As such my thought is to augment the experiment from the ranges of 45-55 for factor A while keeping the other factors the same. 9 more runs seems appropriate as you explained earlier to include the blocking factor. Is does seem to be a pity that it won't let you add more center points in the augmentation process as really I would like to see how Factors B and C behave when factor A is exactly at the midpoint.

As for data transformation, it certainly seems from the Box-Cox values that somewhere between a ln or square root of y would give better results so I will likely use those transformed values in future for the model.

Lastly you mentioned that the blocking factor did not seem like a significant explanatory variable where did you get that information from?

Thanks,

Hi @Victor_G ,

To answer your question the speed of dissolution is in essence given by the raw data. As time is Factor B this is directly measured so we have a three points anyway over which dissolution is measured per replicate.

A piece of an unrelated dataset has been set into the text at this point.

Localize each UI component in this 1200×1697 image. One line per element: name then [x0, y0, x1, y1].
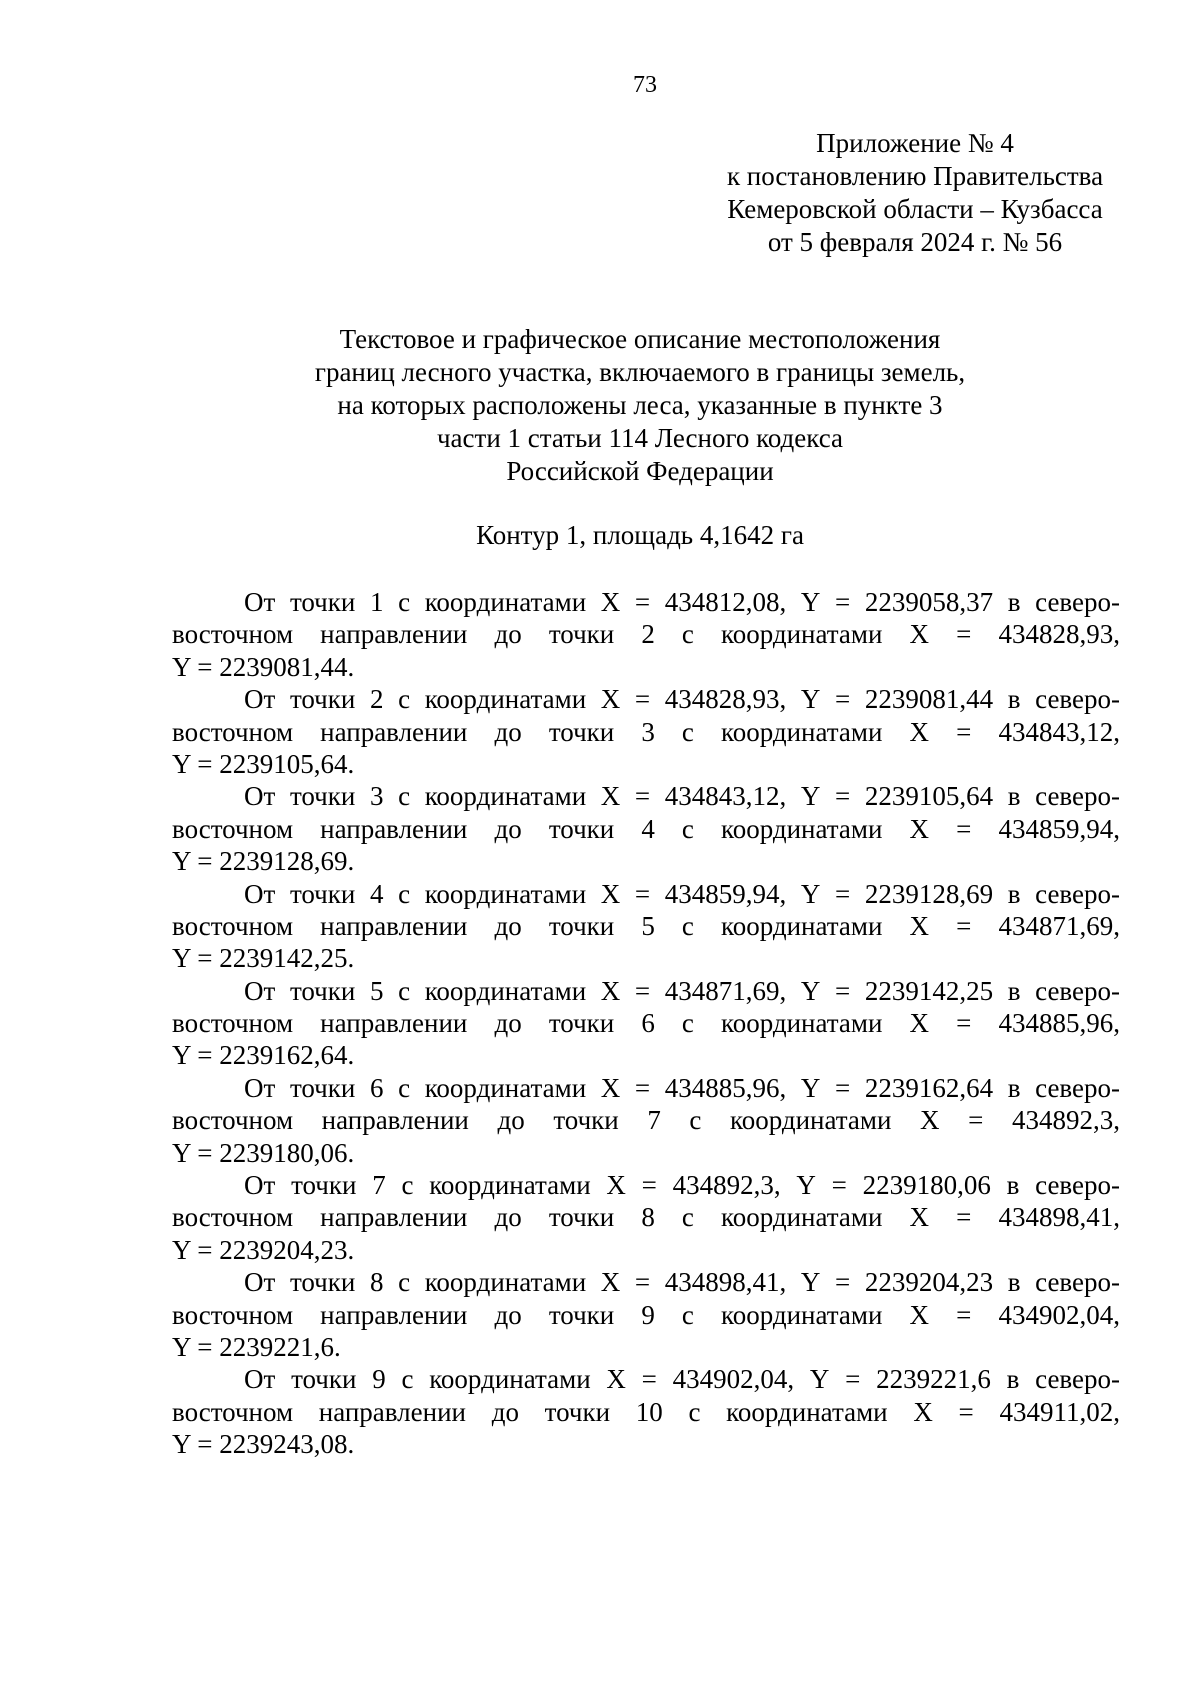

The slow drift I'm not so sure about. I'll have to see more data from further experiments to see if this is something that holds true. My feeling is that its related to the autocorrelation issue. Essentially the design matrix pushed a bunch of the samples which would give lower results into the second block. There seemed to be carry over from some of the worst sample conditions so in the case of the best samples conditions this actually meant there was little to no carry over for those samples. Essentially if a bad sample was followed by a bad sample then the results were elevated. If a good sample was followed by a good sample then the the results were depressed compared to the average. I'm pretty sure this is what was being picked up and looking at the time series autocorrelation checker those match up pretty much exactly. This can be corrected in future by more cleaning between sample runs.

Anyway I'll have to wait for the the results to come back in but thank you very much. You've been a massive help.